Все археологические приметы указывают на самое начало второй половины XIII века: как раз в это время составлялась в Новгороде первая его летопись. И вот что стоит там под датой 6775, то есть 1267 года:

«По грехам нашим загореся на Кузьмодемьяне улици месяца маия, в 23, перед вечернею, и погоре весь конец Неревскый. О горе, братье, толь лют пожар, яко и по воде огонь хожаше и много товара погоре на Волхове в лодьях и неколико голов сгоре и одином часе все погоре; и мнози от того разбогатеша, а инеи обнищаша мнозе».

Те бревна-головешки, которые сегодня археологи извлекают из-под многометровой толщи земли, пылали шестьсот девяносто лет назад. Именно тогда тлело и дымилось это зерно, кто-то выволок из сарая и в страхе бросил одну беговую лыжу, спинку кресла... Из мастерской богатого ювелира вытаскивали на двор, роняли на землю стеклянные браслеты, куски янтаря, слитки меди, ремесленные весы... В суматохе обронили даже большую ценность — золотую печать XII века: хозяин, очевидно, держал ее у себя уже не в качестве печати, а как слиток золота. Кричали люди, плакали дети, носились над клубами дыма галки и голуби...

Почти семь столетий об этом бедствии нам рассказывали только скупые строки летописи, да и их свидетельство мы не могли проверить. А теперь мы ступаем на ту самую опаленную огнем мостовую, держим в руках ту самую чашку весов, которая упала на горячую землю 23 мая 1267 года после начала вечерни. Археология говорит: «Летописец сказал правду». Летопись подтверждает: «Археология — точная наука». Можно ли желать лучшего примера их полного согласия?

СЕВЕРНЫЙ ПАПИРУС

Наши предки писали на пергаменте, потом на бумаге. Эти материалы боятся влаги и огня, а того и другого у нас всегда было слишком много: что не истлело, то сгорело в пламени непрерывных пожаров деревянных городов и сел. Сохранилось сравнительно немногое, тщательно сбереженное для потомства. Это немногое давно найдено, взято на учет, изучено. В начале XX века стало бесспорным: на какие-нибудь мало-мальски существенные находки новых древних документов у нас рассчитывать нечего, и уж во всяком случае их сделают не археологи, а архивариусы.
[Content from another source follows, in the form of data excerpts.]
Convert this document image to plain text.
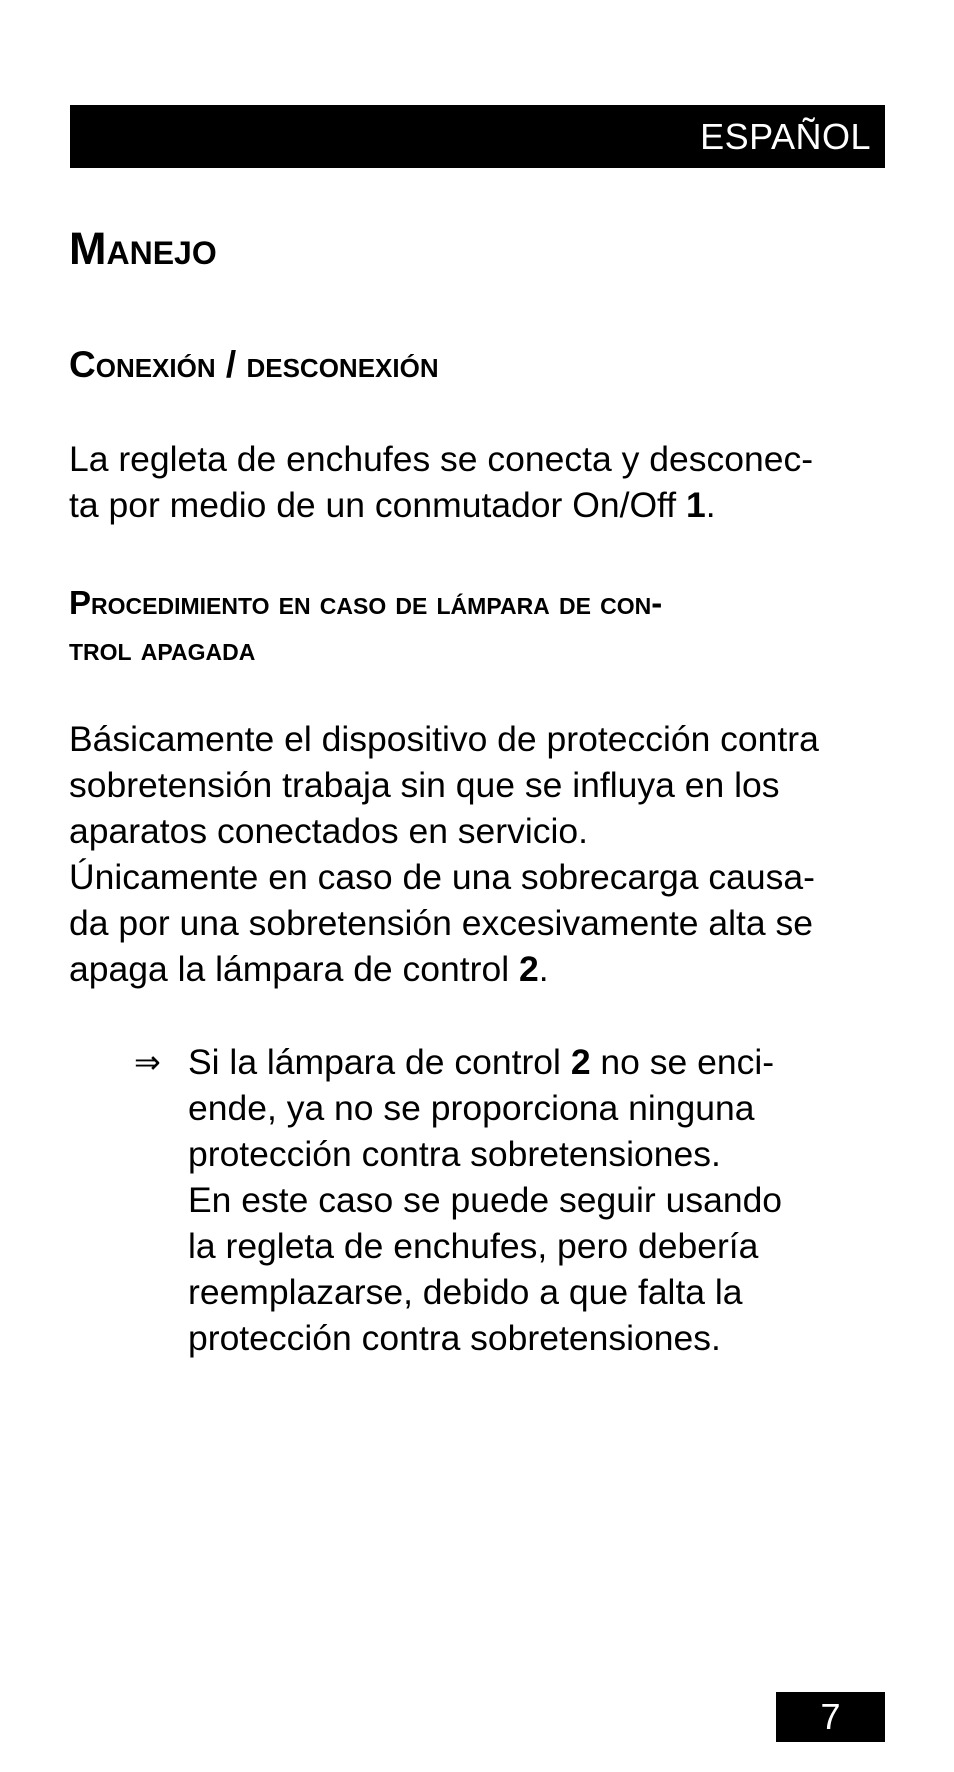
ESPAÑOL
Manejo
Conexión / desconexión

La regleta de enchufes se conecta y desconec-
ta por medio de un conmutador On/Off 1.

Procedimiento en caso de lámpara de con-
trol apagada

Básicamente el dispositivo de protección contra
sobretensión trabaja sin que se influya en los
aparatos conectados en servicio.
Únicamente en caso de una sobrecarga causa-
da por una sobretensión excesivamente alta se
apaga la lámpara de control 2.

⇒ Si la lámpara de control 2 no se enci-
ende, ya no se proporciona ninguna
protección contra sobretensiones.
En este caso se puede seguir usando
la regleta de enchufes, pero debería
reemplazarse, debido a que falta la
protección contra sobretensiones.
7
Более того — создалось представление, будто средневековая Русь и вообще-то была страной совершенно безграмотной. Кто там писал и что? Горсточка грамотеев-монахов и писцов и только важные специальные документы. Народ сего художества не разумел: грамота была ему и не нужна и недоступна; пергамент стоил дорого, бумага появилась не ранее XIV века и стоила не дешевле.
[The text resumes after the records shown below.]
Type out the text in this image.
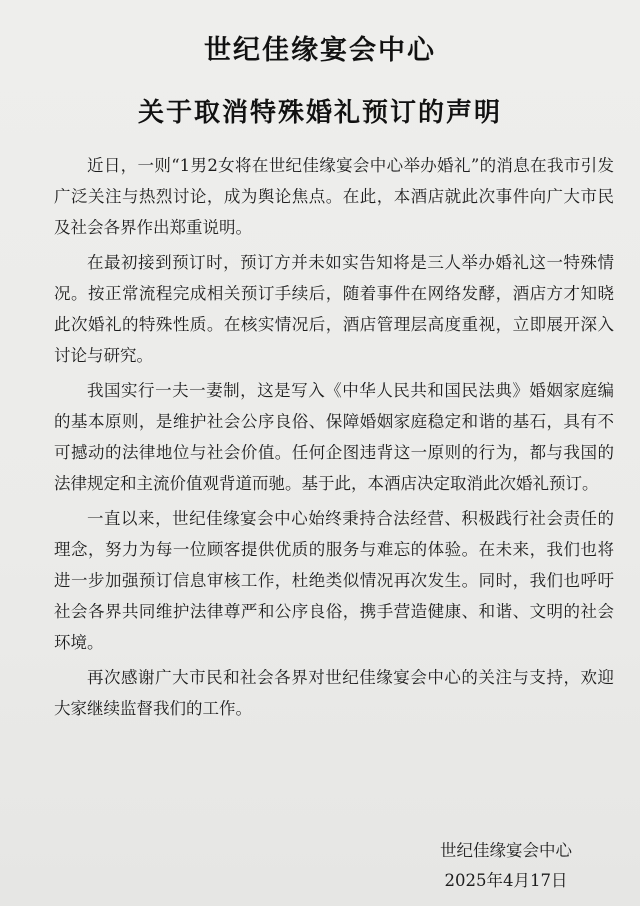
世纪佳缘宴会中心
关于取消特殊婚礼预订的声明

近日，一则“1男2女将在世纪佳缘宴会中心举办婚礼”的消息在我市引发广泛关注与热烈讨论，成为舆论焦点。在此，本酒店就此次事件向广大市民及社会各界作出郑重说明。

在最初接到预订时，预订方并未如实告知将是三人举办婚礼这一特殊情况。按正常流程完成相关预订手续后，随着事件在网络发酵，酒店方才知晓此次婚礼的特殊性质。在核实情况后，酒店管理层高度重视，立即展开深入讨论与研究。

我国实行一夫一妻制，这是写入《中华人民共和国民法典》婚姻家庭编的基本原则，是维护社会公序良俗、保障婚姻家庭稳定和谐的基石，具有不可撼动的法律地位与社会价值。任何企图违背这一原则的行为，都与我国的法律规定和主流价值观背道而驰。基于此，本酒店决定取消此次婚礼预订。

一直以来，世纪佳缘宴会中心始终秉持合法经营、积极践行社会责任的理念，努力为每一位顾客提供优质的服务与难忘的体验。在未来，我们也将进一步加强预订信息审核工作，杜绝类似情况再次发生。同时，我们也呼吁社会各界共同维护法律尊严和公序良俗，携手营造健康、和谐、文明的社会环境。

再次感谢广大市民和社会各界对世纪佳缘宴会中心的关注与支持，欢迎大家继续监督我们的工作。

世纪佳缘宴会中心
2025年4月17日
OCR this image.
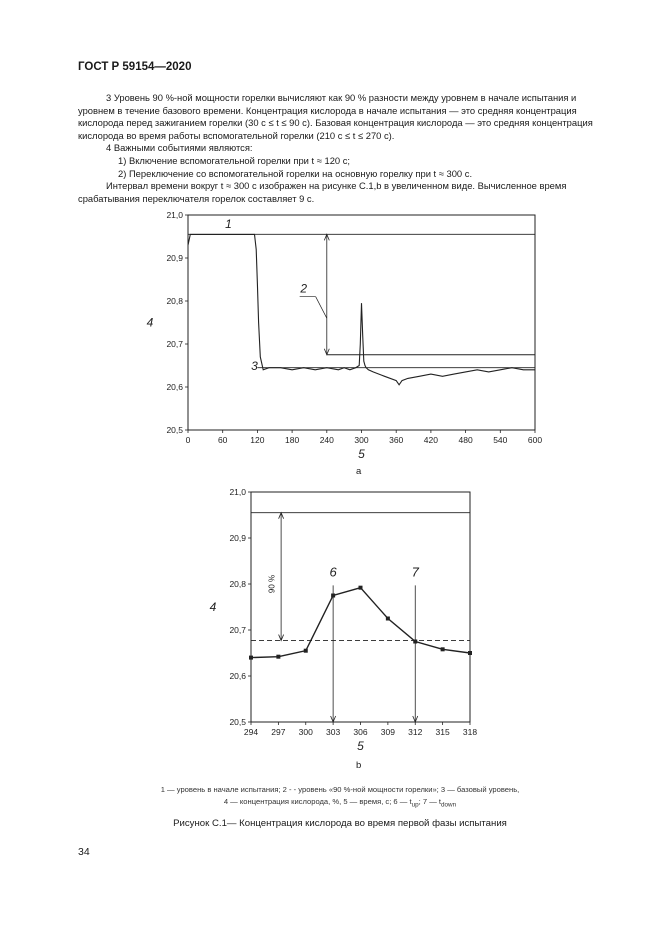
ГОСТ Р 59154—2020

3 Уровень 90 %-ной мощности горелки вычисляют как 90 % разности между уровнем в начале испытания и уровнем в течение базового времени. Концентрация кислорода в начале испытания — это средняя концентрация кислорода перед зажиганием горелки (30 с ≤ t ≤ 90 с). Базовая концентрация кислорода — это средняя концентрация кислорода во время работы вспомогательной горелки (210 с ≤ t ≤ 270 с).

4 Важными событиями являются:

1) Включение вспомогательной горелки при t ≈ 120 с;

2) Переключение со вспомогательной горелки на основную горелку при t ≈ 300 с.

Интервал времени вокруг t ≈ 300 с изображен на рисунке С.1,b в увеличенном виде. Вычисленное время срабатывания переключателя горелок составляет 9 с.

0	60	120 180 240 300 360 420 480 540 600
20,5
20,6
20,7
20,8
20,9
21,0
5
4
1
2
3
294 297 300 303 306 309 312 315 318
20,5
20,6
20,7
20,8
20,9
21,0
5
4
90 %
6	7
а
b
1 — уровень в начале испытания; 2 - - уровень «90 %-ной мощности горелки»; 3 — базовый уровень,
4 — концентрация кислорода, %, 5 — время, с; 6 — $t_{up}$; 7 — $t_{down}$
Рисунок С.1— Концентрация кислорода во время первой фазы испытания
34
Правда, с некоторых пор мнение это поколебалось. Поправки в него стали вносить именно археологи. На стенах и столпах храма святой Софии в том же Новгороде заметили кое-как нацарапанные надписи далеко не духовного содержания; делали их, конечно, не благочестивые монахи, а относились они явно к X веку. В 1949 году под Смоленском, в Гнездове, нашли в кургане осколки глиняной посудины; на ней было написано то ли «горухща» (горчица), то ли «зерна горушна» (горчичные). Это свидетельствовало не только о том, что сам гончар был грамотен; очевидно, грамотными бывали и покупатели его товара: зачем бы иначе он стал снабжать свою корчагу такой хозяйственной этикеткой? Кое-кто высказывал предположение, что древняя Русь могла делать короткие записи на всяких бирках, дощечках, древесной коре. В этом не было ничего неправдоподобного: во-первых, даже в XVIII веке в сибирской глуши иной раз заменяли бумагу кусками бересты; во-вторых, кора деревьев и у других народов использовалась для письма: недаром латинское слово «либер» (книга) первоначально означало «лыко», «древесная кора». Однако все это были только предположения, не более.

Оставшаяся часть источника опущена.